Again, this group took a different tactic from the other. My Skype group made the painful decision to leave the SpecOps prisoners to their fate, because they felt that, best case, they would rescue them but fail the primary mission to take or destroy the prototype, and the most likely outcome was failing both. This group opted to attempt both, feeling the advantage of extra allied NPCs would outweigh the drawbacks of extra time, objectives being at opposite ends of the station, and doing the second mission while the Imperials were on alert. Knowing what they were up against, I had misgivings about the plan, especially as it involved a three person party splitting up, the Medic (with uniform and code cylinder) trying to get into the R&D Hangar while the Commander and Saboteur freeing the SpecOps team from Detention–both High-Security areas. Plus, I had already decided that the missing Imp officer, who had access to the R&D Hangar, would result in increased security and patrols everywhere at the time I okayed the Triumph use. (Something I didn’t tell the players.) I would have loved to see how this played out, but at this point, the group realized it was time to leave.

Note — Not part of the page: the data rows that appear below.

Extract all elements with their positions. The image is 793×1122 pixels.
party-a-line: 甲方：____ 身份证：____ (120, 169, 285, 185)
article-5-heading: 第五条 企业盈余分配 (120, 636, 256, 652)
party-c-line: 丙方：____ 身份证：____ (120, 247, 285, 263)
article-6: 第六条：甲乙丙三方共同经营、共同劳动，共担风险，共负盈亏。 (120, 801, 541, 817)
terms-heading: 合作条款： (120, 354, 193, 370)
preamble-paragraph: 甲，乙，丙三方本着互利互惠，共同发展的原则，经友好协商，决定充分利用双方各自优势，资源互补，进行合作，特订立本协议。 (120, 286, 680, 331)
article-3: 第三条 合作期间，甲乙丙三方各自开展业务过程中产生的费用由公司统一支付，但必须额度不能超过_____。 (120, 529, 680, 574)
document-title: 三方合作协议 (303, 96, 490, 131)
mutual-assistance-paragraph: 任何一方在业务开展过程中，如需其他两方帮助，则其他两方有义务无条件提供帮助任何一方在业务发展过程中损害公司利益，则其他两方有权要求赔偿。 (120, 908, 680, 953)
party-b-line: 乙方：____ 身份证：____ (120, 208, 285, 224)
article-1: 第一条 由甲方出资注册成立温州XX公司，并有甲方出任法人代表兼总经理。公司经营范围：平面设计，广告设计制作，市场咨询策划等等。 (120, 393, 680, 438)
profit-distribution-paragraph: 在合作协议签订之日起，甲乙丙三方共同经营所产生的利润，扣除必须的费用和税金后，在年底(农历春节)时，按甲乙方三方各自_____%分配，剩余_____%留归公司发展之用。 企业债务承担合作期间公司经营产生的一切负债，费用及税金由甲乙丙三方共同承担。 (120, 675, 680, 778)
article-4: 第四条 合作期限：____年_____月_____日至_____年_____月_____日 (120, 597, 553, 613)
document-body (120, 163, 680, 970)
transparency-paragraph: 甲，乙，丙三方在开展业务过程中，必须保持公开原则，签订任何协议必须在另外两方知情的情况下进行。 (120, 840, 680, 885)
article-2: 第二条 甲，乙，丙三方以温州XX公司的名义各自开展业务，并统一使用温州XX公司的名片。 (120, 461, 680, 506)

Meanwhile Mark found a D&D 5e game. This was a “coordinated” game, with three tables of players and three GMs that lasted about eight hours. Each table was a party of a different race–Elf, Human, Dwarf–and each party was working for their own race’s interests. But there was one BBEG they were all up against: a necromancer (?) creating zombies. So the world was at stake. Mark told me it worked out pretty well, “except for the final combat when everyone was on the same battlemat.” The problem wasn’t just the number of PCs–around four or five per table–but that there was so much “interaction between them” even though the tables were still separately run. He had a good time playing his Human Wizard, whom he claims was named “Oz the Great and Glorious.” (No, I am certain this was the wizard’s name–why do you ask? It is totally something Mark would name a PC, with his sense of humor.)
In addition to the four or five FRPG tables, Game Goblins patrons were playing their usual assortment of games. There was at least one Magic: The Gathering table (the CCG is a big portion of the store’s business). I saw at least two games of FFG’s Star Wars miniatures. I wish I had had time to watch or talk to the players. Other patrons were taking advantage of Game Goblins’ Demo Games, which are Board and card games that patrons can check out to play in the store.
We also gathered free materials for several different games. Again, I still wish FFG had offered a Star Wars module. But it seems to me that many of the bigger names in the industry don’t bother any more. The best-known, to me, publisher represented was Little Rock, Arkansas-based Troll Lord Games, creator of Castles & Crusades. Overall it was a fun day of gaming and I hope to do it next year. Over the next few weeks, I will be looking over the freebies we did get and giving an overview in this space.